Once you have added an index, you can rerun the query and see in the execution plan if it's actually using the index. (You may need to wait a while after creating the index for the database to build the index before it can use it.)
Could you give it a go?
SELECT Stock.SKU, Items.Name, Stock.ProductCode FROM Stock
INNER JOIN Order ON Order.OrderID = Stock.OrderID AND (Order.Customer = 12345) AND (Stock.Status = 1 OR Stock.Status = 2))
INNER JOIN Items ON Stock.ProductCode = Items.ProductCode
ORDER BY Order.OrderDate DESC;
Elaborating on what Cătălin Pitiș said already: in your query
SELECT Stock.SKU, Items.Name, Stock.ProductCode
FROM Stock
INNER JOIN Order ON Order.OrderID = Stock.OrderID
INNER JOIN Items ON Stock.ProductCode = Items.ProductCode
WHERE (Stock.Status = 1 OR Stock.Status = 2) AND Order.Customer = 12345
ORDER BY Order.OrderDate DESC;
the criterion Order.Customer = 12345 looks very specific, whereas (Stock.Status = 1 OR Stock.Status = 2) sounds unspecific. If this is correct, an efficient query consists of
1) first finding the orders belonging to a specific customer,
2) then finding the corresponding rows of Stock (with same OrderID) filtering out those with Status in (1, 2),
3) and finally finding the items with the same ProductCode as the rows of Stock in 2)
For 1) you need an index on Customer for the table Order, for 2) an index on OrderID for the table Stock and for 3) an index on ProductCode for the table Items.

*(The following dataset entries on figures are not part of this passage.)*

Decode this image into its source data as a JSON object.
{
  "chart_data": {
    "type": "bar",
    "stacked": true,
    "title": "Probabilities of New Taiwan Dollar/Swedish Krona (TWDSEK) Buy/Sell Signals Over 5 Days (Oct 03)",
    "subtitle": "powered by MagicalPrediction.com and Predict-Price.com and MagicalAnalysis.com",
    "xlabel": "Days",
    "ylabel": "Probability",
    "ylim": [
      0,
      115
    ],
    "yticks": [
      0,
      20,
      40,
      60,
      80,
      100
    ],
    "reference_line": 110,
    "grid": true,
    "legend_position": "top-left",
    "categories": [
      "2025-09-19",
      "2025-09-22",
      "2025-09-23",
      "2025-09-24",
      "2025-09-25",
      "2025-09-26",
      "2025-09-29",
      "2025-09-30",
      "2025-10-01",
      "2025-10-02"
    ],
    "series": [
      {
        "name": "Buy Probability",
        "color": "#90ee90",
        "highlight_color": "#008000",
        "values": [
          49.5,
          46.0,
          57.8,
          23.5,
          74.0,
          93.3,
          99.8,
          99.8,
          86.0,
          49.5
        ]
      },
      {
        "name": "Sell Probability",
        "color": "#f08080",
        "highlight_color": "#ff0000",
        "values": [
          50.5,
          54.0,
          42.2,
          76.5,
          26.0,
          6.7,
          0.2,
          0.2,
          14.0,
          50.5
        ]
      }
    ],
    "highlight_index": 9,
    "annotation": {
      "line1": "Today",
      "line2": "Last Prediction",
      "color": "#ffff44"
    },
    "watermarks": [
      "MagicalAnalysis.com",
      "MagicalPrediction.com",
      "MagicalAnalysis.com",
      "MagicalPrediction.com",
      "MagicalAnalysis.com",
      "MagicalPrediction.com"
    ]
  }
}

As long your query does not become much more complicated (like being a subquery in a bigger query, or that Stock, Order and Items are only views, not tables), the query optimizer should be able to find this plan already from your query. Otherwise, you'll have to do what kuoson is suggesting (but the 2nd suggestion does not help, if Status in (1, 2) is not very specific and/or Status is not indexed on the table Status). But also remember that keeping indexes up-to-date costs performance if you do many inserts/updates on the table.
To shorten my answer I gave 2 hours ago (when my cookies where switched off):
You need three indexes: Customer for table Order, OrderID for Stock and ProductCode for Items.
If you miss any of these, you'll have to wait for a complete table scan on the according table.